Les détaillants québécois déplorent également que plusieurs produits provenant de ces sites soient non-conformes aux exigences de santé et de sécurité du Canada, rendant la concurrence inéquitable et les achats dangereux pour la population. Par exemple, en ce qui a trait aux vêtements et aux jouets pour bébés, le pays légifère sur le choix des matériaux, des colorants, la qualité de confection et autres, indiquent-ils.

Selon eux, les géants chinois du commerce en ligne enfreignent également les lois canadiennes sur la propriété intellectuelle, « copiant sans vergogne les modèles de petites marques », les conséquences actuelles étant jugées insuffisantes pour les dissuader.

SOLUTIONS CONCRÈTES DEMANDÉES

Margo Setlakwe Blouin, présidente d’A. Setlakwe ltée et administratrice au CQCD, est l’une des 22 signataires de cette lettre.
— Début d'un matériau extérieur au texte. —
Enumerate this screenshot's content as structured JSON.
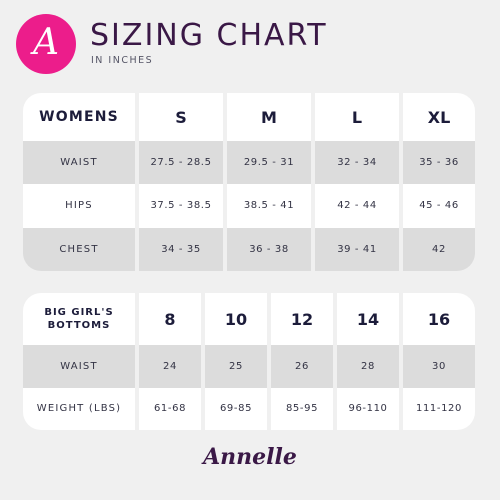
{
  "logo": {
    "letter": "A"
  },
  "header": {
    "title": "SIZING CHART",
    "subtitle": "IN INCHES"
  },
  "womens": {
    "label": "WOMENS",
    "sizes": [
      "S",
      "M",
      "L",
      "XL"
    ],
    "rows": [
      {
        "label": "WAIST",
        "values": [
          "27.5 - 28.5",
          "29.5 - 31",
          "32 - 34",
          "35 - 36"
        ]
      },
      {
        "label": "HIPS",
        "values": [
          "37.5 - 38.5",
          "38.5 - 41",
          "42 - 44",
          "45 - 46"
        ]
      },
      {
        "label": "CHEST",
        "values": [
          "34 - 35",
          "36 - 38",
          "39 - 41",
          "42"
        ]
      }
    ]
  },
  "kids": {
    "label_line1": "BIG GIRL'S",
    "label_line2": "BOTTOMS",
    "sizes": [
      "8",
      "10",
      "12",
      "14",
      "16"
    ],
    "rows": [
      {
        "label": "WAIST",
        "values": [
          "24",
          "25",
          "26",
          "28",
          "30"
        ]
      },
      {
        "label": "WEIGHT (LBS)",
        "values": [
          "61-68",
          "69-85",
          "85-95",
          "96-110",
          "111-120"
        ]
      }
    ]
  },
  "brand": {
    "name": "Annelle"
  },
  "colors": {
    "accent": "#ec1d8b",
    "title": "#3a1846",
    "row_alt": "#dcdcdc",
    "background": "#f0f0f0"
  }
}
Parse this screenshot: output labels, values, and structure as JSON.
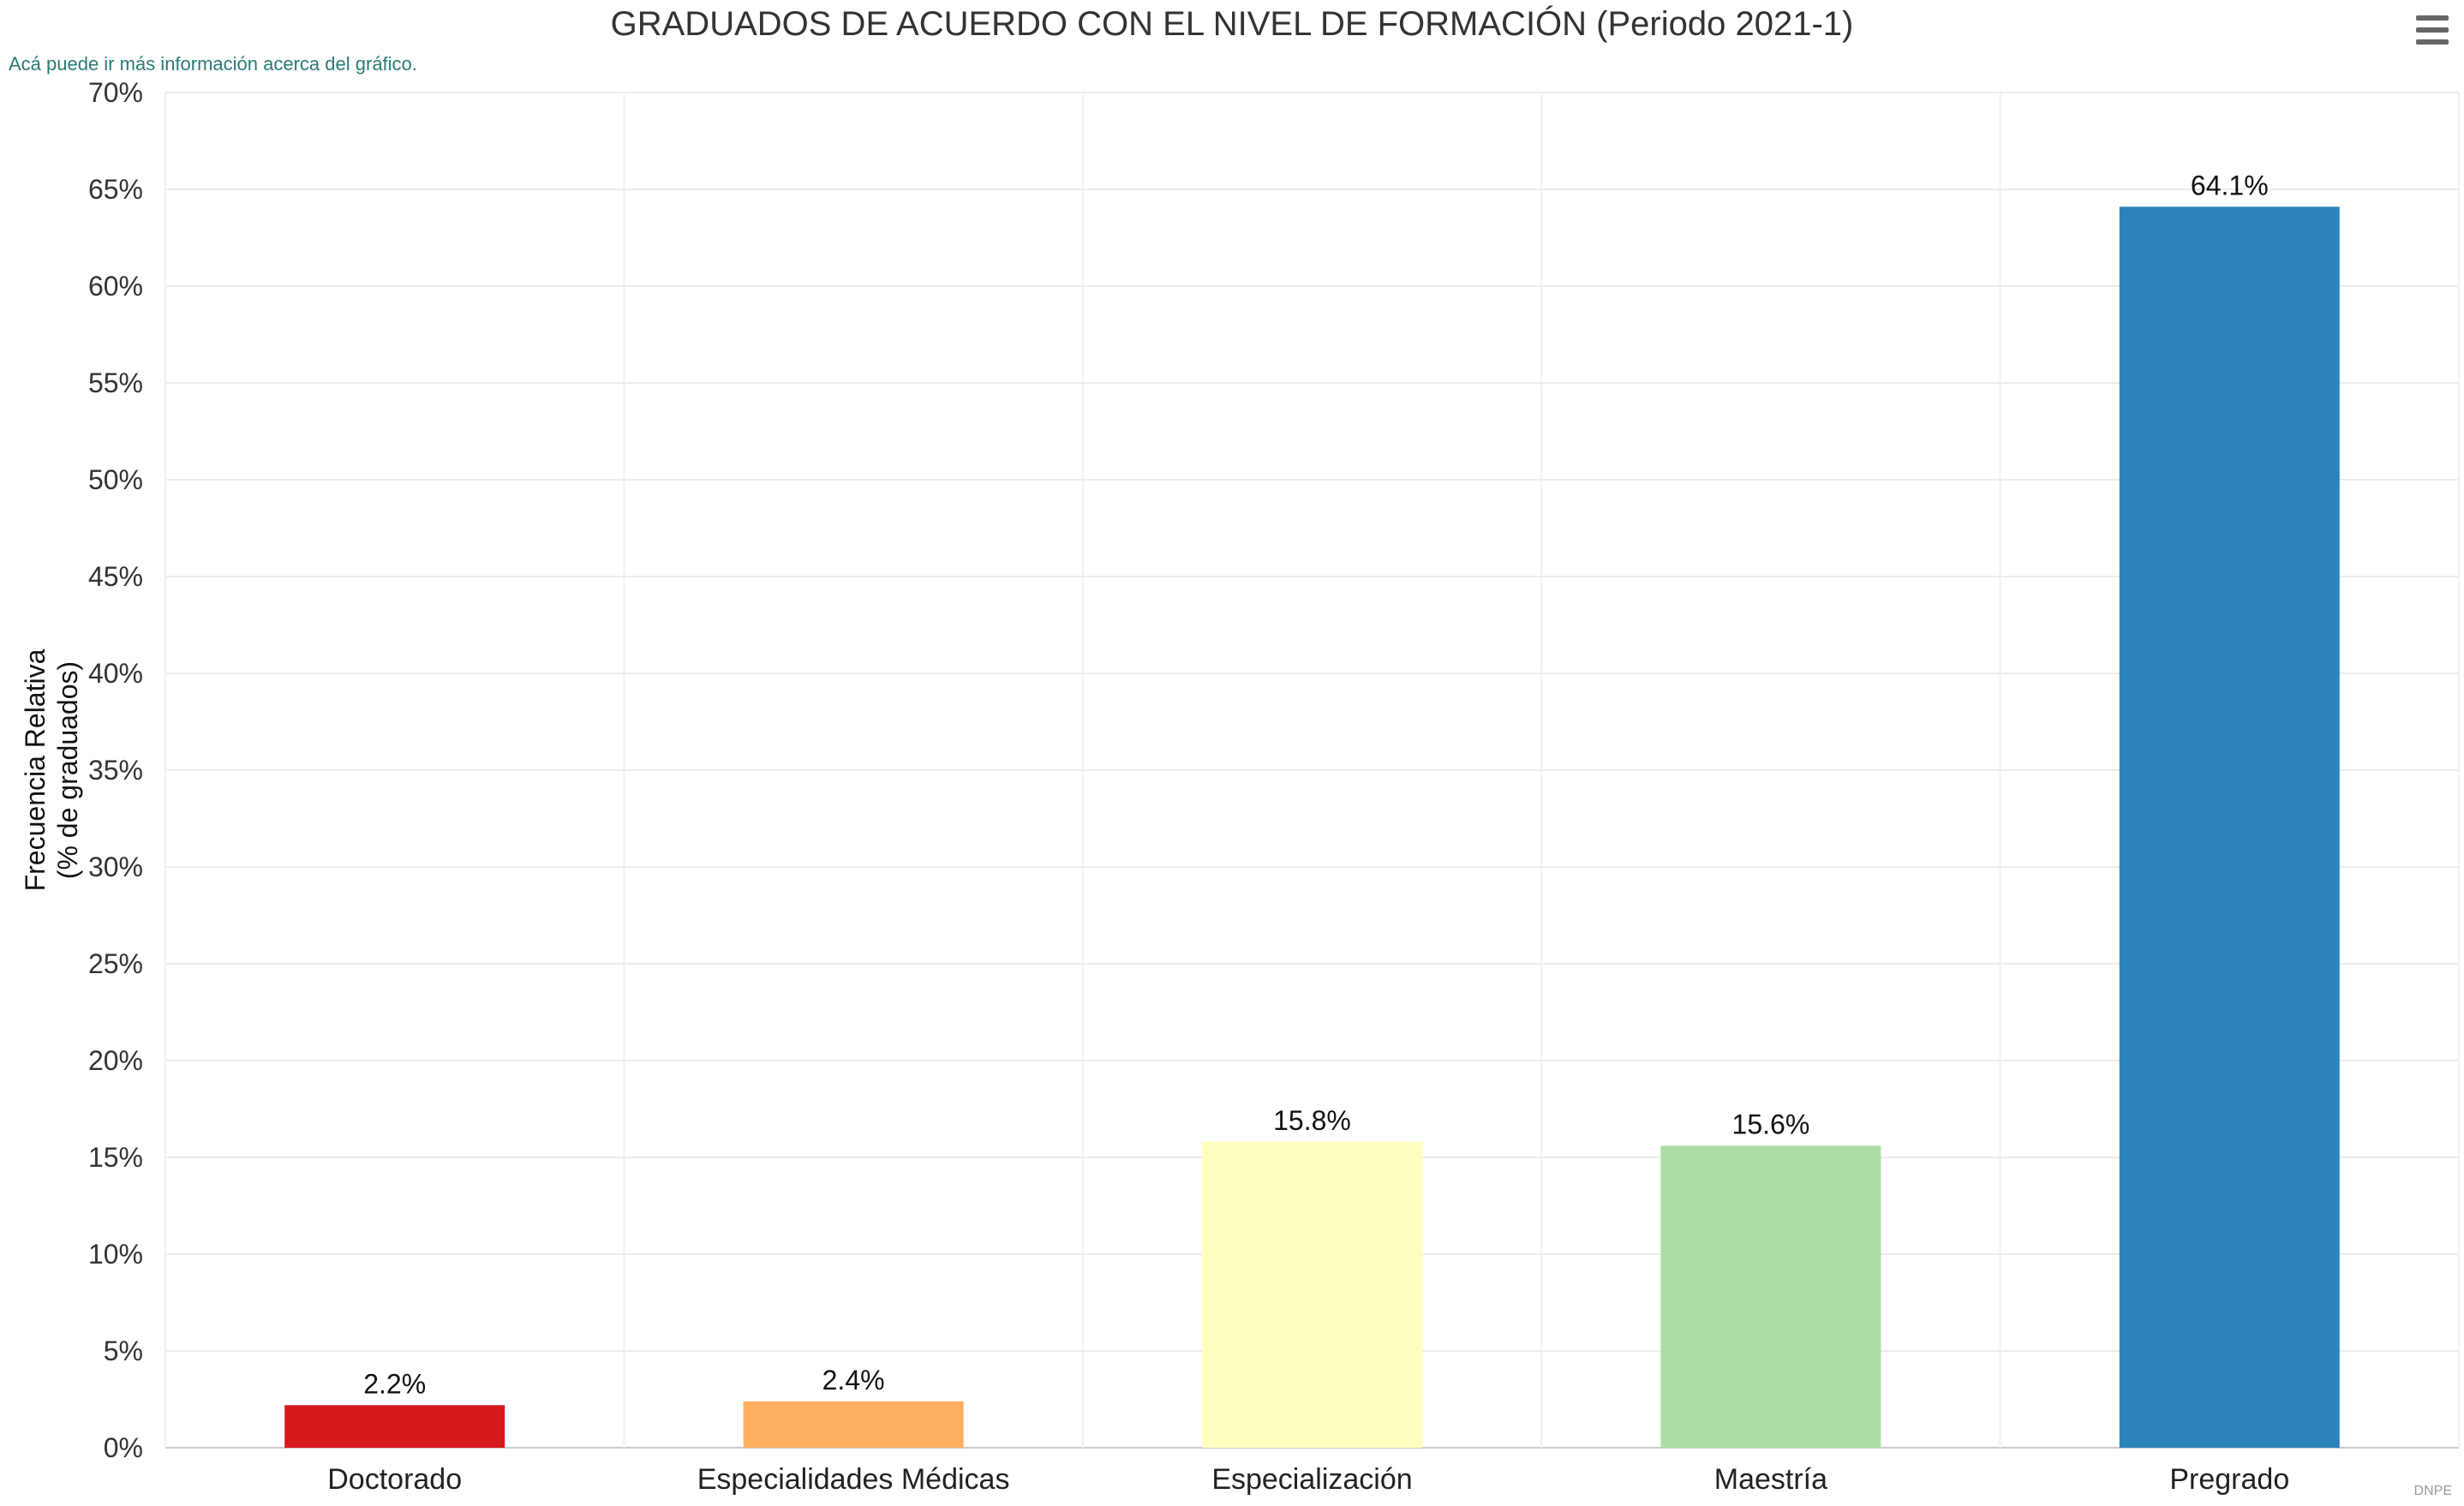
{
  "header": {
    "title": "GRADUADOS DE ACUERDO CON EL NIVEL DE FORMACIÓN (Periodo 2021-1)",
    "subtitle": "Acá puede ir más información acerca del gráfico.",
    "menu_icon": "hamburger-menu-icon",
    "credits": "DNPE"
  },
  "chart_data": {
    "type": "bar",
    "title": "GRADUADOS DE ACUERDO CON EL NIVEL DE FORMACIÓN (Periodo 2021-1)",
    "subtitle": "Acá puede ir más información acerca del gráfico.",
    "xlabel": "",
    "ylabel_lines": [
      "Frecuencia Relativa",
      "(% de graduados)"
    ],
    "categories": [
      "Doctorado",
      "Especialidades Médicas",
      "Especialización",
      "Maestría",
      "Pregrado"
    ],
    "values": [
      2.2,
      2.4,
      15.8,
      15.6,
      64.1
    ],
    "data_labels": [
      "2.2%",
      "2.4%",
      "15.8%",
      "15.6%",
      "64.1%"
    ],
    "colors": [
      "#d7191c",
      "#fdae61",
      "#ffffbf",
      "#abdda4",
      "#2b83ba"
    ],
    "ylim": [
      0,
      70
    ],
    "yticks": [
      0,
      5,
      10,
      15,
      20,
      25,
      30,
      35,
      40,
      45,
      50,
      55,
      60,
      65,
      70
    ],
    "ytick_labels": [
      "0%",
      "5%",
      "10%",
      "15%",
      "20%",
      "25%",
      "30%",
      "35%",
      "40%",
      "45%",
      "50%",
      "55%",
      "60%",
      "65%",
      "70%"
    ],
    "grid": true,
    "legend": "none"
  }
}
Elle déplore notamment qu’il existe une iniquité entre les commerçants canadiens et ces plateformes de vente en ligne. « De notre côté, nous sommes obligés de respecter les normes. C’est correct et nous sommes d’accord puisque c’est pour la santé et la sécurité de tous, mais il y a un coût à ça et nous devons afficher des prix qui sont plus chers comparativement à ces sites. C’est pourquoi nous parlons d’un commerce déloyal et que nous demandons des changements », a-t-elle précisé lors d’un entretien avec le Courrier Frontenac.

Cela fait plusieurs années que les commerçants québécois dénoncent la situation, sans toutefois percevoir de véritable écoute de la part des gouvernements sur cet enjeu qui dépasse le cadre économique selon eux. La présidente d’A. Setlakwe ltée a soutenu que le CQCD s’était donné comme mission de parler un peu plus fort par rapport à ces enjeux importants.

Mme Setlakwe Blouin se dit en faveur d’une concurrence saine forçant les commerçants à se réinventer et à s’améliorer, mais pas quand cela est au détriment de la santé des gens et de l’environnement. « Ces plateformes existent depuis plusieurs années, mais avec l’inflation et l’augmentation des coûts, nous nous rendons bien compte que les consommateurs sont portés à se tourner de plus en plus vers elles. Toutefois, cela n’a pas seulement un impact économique, mais aussi social lié à la santé de la population et à l’environnement », a-t-elle affirmé en ajoutant que d’autres pays avaient commencé à légiférer à ce sujet et qu’il est souhaitable que le Canada ne soit pas le dernier à le faire.

L’objectif de cette offensive des détaillants québécois est donc de sensibiliser les politiciens à cette situation afin que des solutions concrètes soient mises en place. Ils réclament l’application d’un système de type « bonus-malus », inspiré de la France, où « sur chaque vêtement vendu par ces plateformes, cinq euros supplémentaires sont payés par l’acheteur et réinvestis pour soutenir les entreprises textiles locales ». Par ailleurs, ils demandent un renforcement de l’encadrement législatif afin d’inclure des notions telles que l’écoconception, la durabilité et le développement durable. Ils souhaitent également l’ouverture d’une enquête sur la conformité et la légalité des pratiques de ces plateformes au regard des lois canadiennes en matière de protection des consommateurs et préciser leurs responsabilités en ce qui a trait à la sécurité. Enfin, ils réclament qu’elles soient reconnues comme des opérateurs économiques et qu’elles soient tenues juridiquement responsables de leurs produits.